Mythos AI Tests Cut Through Cybersecurity Hype as EU Regulators Miss Anthropic

Mythos Preview completed a Capture‑the‑Flag infiltration that chained low‑level exploits into a full breach, AISI reported. The test required the model to locate a vulnerable service, craft a payload, bypass authentication and exfiltrate data – tasks that earlier frontier models could only handle in isolation, according to Ars Technica.

Anthropic’s own brief said the model “outperforms most humans” on vulnerability discovery, but AISI’s independent evaluation found Mythos only marginally better than other recent large language models on single‑step tasks. Its edge, the institute noted, lies in stitching those steps together without human prompting, a capability not demonstrated by GPT‑4 or Claude 3 in the same challenge.

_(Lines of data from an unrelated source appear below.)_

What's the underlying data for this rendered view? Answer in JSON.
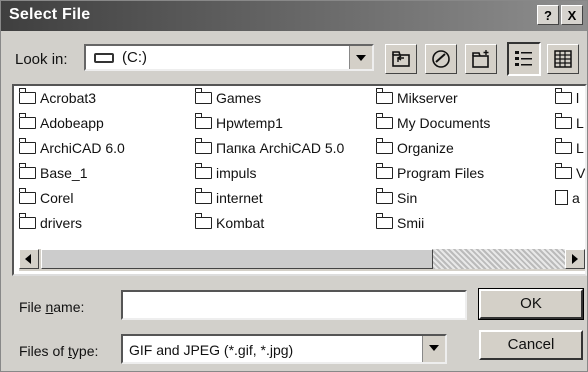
{
  "window": {
    "title": "Select File",
    "help_btn": "?",
    "close_btn": "X"
  },
  "lookin": {
    "label": "Look in:",
    "value": "(C:)"
  },
  "files": [
    {
      "name": "Acrobat3",
      "type": "folder"
    },
    {
      "name": "Adobeapp",
      "type": "folder"
    },
    {
      "name": "ArchiCAD 6.0",
      "type": "folder"
    },
    {
      "name": "Base_1",
      "type": "folder"
    },
    {
      "name": "Corel",
      "type": "folder"
    },
    {
      "name": "drivers",
      "type": "folder"
    },
    {
      "name": "Games",
      "type": "folder"
    },
    {
      "name": "Hpwtemp1",
      "type": "folder"
    },
    {
      "name": "Папка ArchiCAD 5.0",
      "type": "folder"
    },
    {
      "name": "impuls",
      "type": "folder"
    },
    {
      "name": "internet",
      "type": "folder"
    },
    {
      "name": "Kombat",
      "type": "folder"
    },
    {
      "name": "Mikserver",
      "type": "folder"
    },
    {
      "name": "My Documents",
      "type": "folder"
    },
    {
      "name": "Organize",
      "type": "folder"
    },
    {
      "name": "Program Files",
      "type": "folder"
    },
    {
      "name": "Sin",
      "type": "folder"
    },
    {
      "name": "Smii",
      "type": "folder"
    },
    {
      "name": "l",
      "type": "folder"
    },
    {
      "name": "L",
      "type": "folder"
    },
    {
      "name": "L",
      "type": "folder"
    },
    {
      "name": "V",
      "type": "folder"
    },
    {
      "name": "a",
      "type": "file"
    }
  ],
  "filename": {
    "label_pre": "File ",
    "label_u": "n",
    "label_post": "ame:",
    "value": ""
  },
  "filetype": {
    "label_pre": "Files of ",
    "label_u": "t",
    "label_post": "ype:",
    "value": "GIF and JPEG (*.gif, *.jpg)"
  },
  "buttons": {
    "ok": "OK",
    "cancel": "Cancel"
  }
}
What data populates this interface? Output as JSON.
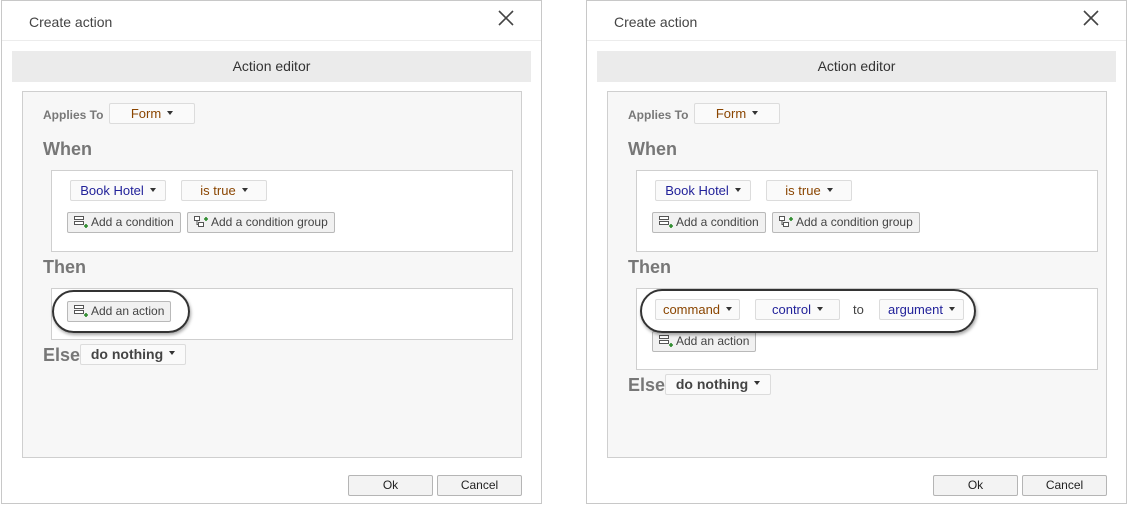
{
  "dialogs": [
    {
      "title": "Create action",
      "editor_header": "Action editor",
      "applies_to": {
        "label": "Applies To",
        "value": "Form"
      },
      "when": {
        "heading": "When",
        "field": "Book Hotel",
        "operator": "is true",
        "add_condition": "Add a condition",
        "add_condition_group": "Add a condition group"
      },
      "then": {
        "heading": "Then",
        "add_action": "Add an action"
      },
      "else": {
        "heading": "Else",
        "value": "do nothing"
      },
      "buttons": {
        "ok": "Ok",
        "cancel": "Cancel"
      }
    },
    {
      "title": "Create action",
      "editor_header": "Action editor",
      "applies_to": {
        "label": "Applies To",
        "value": "Form"
      },
      "when": {
        "heading": "When",
        "field": "Book Hotel",
        "operator": "is true",
        "add_condition": "Add a condition",
        "add_condition_group": "Add a condition group"
      },
      "then": {
        "heading": "Then",
        "command": "command",
        "control": "control",
        "to": "to",
        "argument": "argument",
        "add_action": "Add an action"
      },
      "else": {
        "heading": "Else",
        "value": "do nothing"
      },
      "buttons": {
        "ok": "Ok",
        "cancel": "Cancel"
      }
    }
  ],
  "icons": {
    "close": "close-icon",
    "add_condition": "add-condition-icon",
    "add_condition_group": "add-condition-group-icon",
    "add_action": "add-action-icon"
  }
}
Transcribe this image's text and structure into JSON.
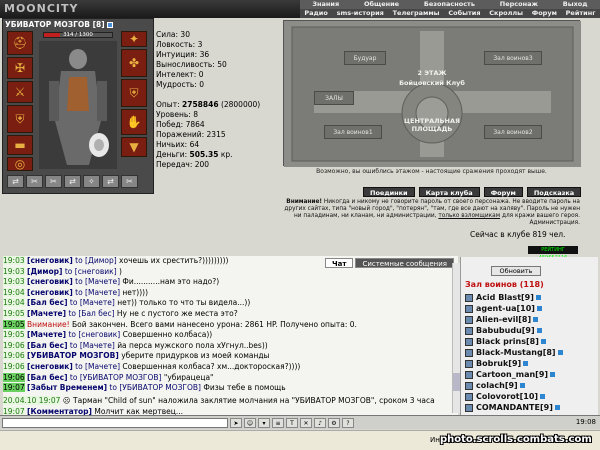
{
  "brand": {
    "logo": "MOONCITY"
  },
  "menu_top": [
    "Знания",
    "Общение",
    "Безопасность",
    "Персонаж",
    "Выход"
  ],
  "menu_bottom": [
    "Радио",
    "sms-история",
    "Телеграммы",
    "События",
    "Скроллы",
    "Форум",
    "Рейтинг"
  ],
  "character": {
    "name": "УБИВАТОР МОЗГОВ",
    "level_badge": "[8]",
    "hp_text": "314 / 1300",
    "hp_fraction": 0.24,
    "stats": [
      {
        "label": "Сила:",
        "value": "30"
      },
      {
        "label": "Ловкость:",
        "value": "3"
      },
      {
        "label": "Интуиция:",
        "value": "36"
      },
      {
        "label": "Выносливость:",
        "value": "50"
      },
      {
        "label": "Интелект:",
        "value": "0"
      },
      {
        "label": "Мудрость:",
        "value": "0"
      }
    ],
    "stats2": [
      {
        "label": "Опыт:",
        "value": "2758846",
        "extra": "(2800000)"
      },
      {
        "label": "Уровень:",
        "value": "8",
        "extra": ""
      },
      {
        "label": "Побед:",
        "value": "7864",
        "extra": ""
      },
      {
        "label": "Поражений:",
        "value": "2315",
        "extra": ""
      },
      {
        "label": "Ничьих:",
        "value": "64",
        "extra": ""
      },
      {
        "label": "Деньги:",
        "value": "505.35",
        "extra": "кр."
      },
      {
        "label": "Передач:",
        "value": "200",
        "extra": ""
      }
    ]
  },
  "map": {
    "halls": [
      "Будуар",
      "Зал воинов3",
      "ЗАЛЫ",
      "Зал воинов1",
      "Зал воинов2"
    ],
    "labels": [
      "2 ЭТАЖ",
      "Бойцовский Клуб",
      "ЦЕНТРАЛЬНАЯ",
      "ПЛОЩАДЬ"
    ],
    "caption": "Возможно, вы ошиблись этажом - настоящие сражения проходят выше."
  },
  "buttons": [
    "Поединки",
    "Карта клуба",
    "Форум",
    "Подсказка"
  ],
  "notice": {
    "bold": "Внимание!",
    "text": "Никогда и никому не говорите пароль от своего персонажа. Не вводите пароль на других сайтах, типа \"новый город\", \"потерян\", \"там, где все дают на халяву\". Пароль не нужен ни паладинам, ни кланам, ни администрации,",
    "link": "только взломщикам",
    "text2": "для кражи вашего героя.",
    "sign": "Администрация."
  },
  "online": "Сейчас в клубе 819 чел.",
  "counter": "РЕЙТИНГ 459652116",
  "chat": {
    "tabs": [
      "Чат",
      "Системные сообщения"
    ],
    "messages": [
      {
        "time": "19:03",
        "from": "[снеговик]",
        "to": "to [Димор]",
        "text": "хочешь их срестить?)))))))))",
        "hl": false
      },
      {
        "time": "19:03",
        "from": "[Димор]",
        "to": "to [снеговик]",
        "text": ")",
        "hl": false
      },
      {
        "time": "19:03",
        "from": "[снеговик]",
        "to": "to [Мачете]",
        "text": "Фи...........нам это надо?)",
        "hl": false
      },
      {
        "time": "19:04",
        "from": "[снеговик]",
        "to": "to [Мачете]",
        "text": "нет))))",
        "hl": false
      },
      {
        "time": "19:04",
        "from": "[Бал бес]",
        "to": "to [Мачете]",
        "text": "нет)) только то что ты видела...))",
        "hl": false
      },
      {
        "time": "19:05",
        "from": "[Мачете]",
        "to": "to [Бал бес]",
        "text": "Ну не с пустого же места это?",
        "hl": false
      },
      {
        "time": "19:05",
        "from": "Внимание!",
        "to": "",
        "text": "Бой закончен. Всего вами нанесено урона: 2861 HP. Получено опыта: 0.",
        "hl": true,
        "system": true
      },
      {
        "time": "19:05",
        "from": "[Мачете]",
        "to": "to [снеговик]",
        "text": "Совершенно колбаса))",
        "hl": false
      },
      {
        "time": "19:06",
        "from": "[Бал бес]",
        "to": "to [Мачете]",
        "text": "йа перса мужского пола хУгнул..bes))",
        "hl": false
      },
      {
        "time": "19:06",
        "from": "[УБИВАТОР МОЗГОВ]",
        "to": "",
        "text": "уберите придурков из моей команды",
        "hl": false
      },
      {
        "time": "19:06",
        "from": "[снеговик]",
        "to": "to [Мачете]",
        "text": "Совершенная колбаса? хм...доктороская?))))",
        "hl": false
      },
      {
        "time": "19:06",
        "from": "[Бал бес]",
        "to": "to [УБИВАТОР МОЗГОВ]",
        "text": "\"убирацеца\"",
        "hl": true
      },
      {
        "time": "19:07",
        "from": "[Забыт Временем]",
        "to": "to [УБИВАТОР МОЗГОВ]",
        "text": "Физы тебе в помощь",
        "hl": true
      }
    ],
    "system_line": {
      "time": "20.04.10 19:07",
      "text": "Тарман \"Child of sun\" наложила заклятие молчания на \"УБИВАТОР МОЗГОВ\", сроком 3 часа"
    },
    "last": {
      "time": "19:07",
      "from": "[Комментатор]",
      "text": "Молчит как мертвец..."
    }
  },
  "users": {
    "refresh": "Обновить",
    "title": "Зал воинов (118)",
    "list": [
      {
        "name": "Acid Blast",
        "lvl": "[9]"
      },
      {
        "name": "agent-ua",
        "lvl": "[10]"
      },
      {
        "name": "Alien-evil",
        "lvl": "[8]"
      },
      {
        "name": "Babubudu",
        "lvl": "[9]"
      },
      {
        "name": "Black prins",
        "lvl": "[8]"
      },
      {
        "name": "Black-Mustang",
        "lvl": "[8]"
      },
      {
        "name": "Bobruk",
        "lvl": "[9]"
      },
      {
        "name": "Cartoon_man",
        "lvl": "[9]"
      },
      {
        "name": "colach",
        "lvl": "[9]"
      },
      {
        "name": "Colovorot",
        "lvl": "[10]"
      },
      {
        "name": "COMANDANTE",
        "lvl": "[9]"
      }
    ]
  },
  "toolbar": {
    "clock": "19:08"
  },
  "statusbar": {
    "text": "Интернет"
  },
  "watermark": "photo.scrolls.combats.com"
}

The UK AI Security Institute’s findings arrive as European regulators scramble for oversight. Politico reported that eight national cyber agencies were largely excluded from Anthropic’s rollout, with only Germany having any dialogue and no hands‑on testing yet. The EU’s fragmented response contrasts sharply with Britain’s direct access, confirmed by AI minister Kanishka Narayan.

Anthropic limited Mythos to 12 U.S. tech giants and roughly 40 other partners, citing “ongoing discussions with U.S. government officials,” Politico noted. The company said the restriction is meant to give partners time to patch systems before broader exposure, but the lack of coordinated European input raises concerns about a potential “super‑hacking” tool operating outside continental safeguards.

AISI’s report underscores the urgency of cross‑border collaboration. While Mythos can automate multi‑step attacks, the institute cautioned that the model is not a magic bullet for defenders; it still requires a vulnerable target and proper configuration. The British test shows the technology is real, but without EU‑wide scrutiny, policymakers risk lagging behind a tool that could amplify cyber threats across the region.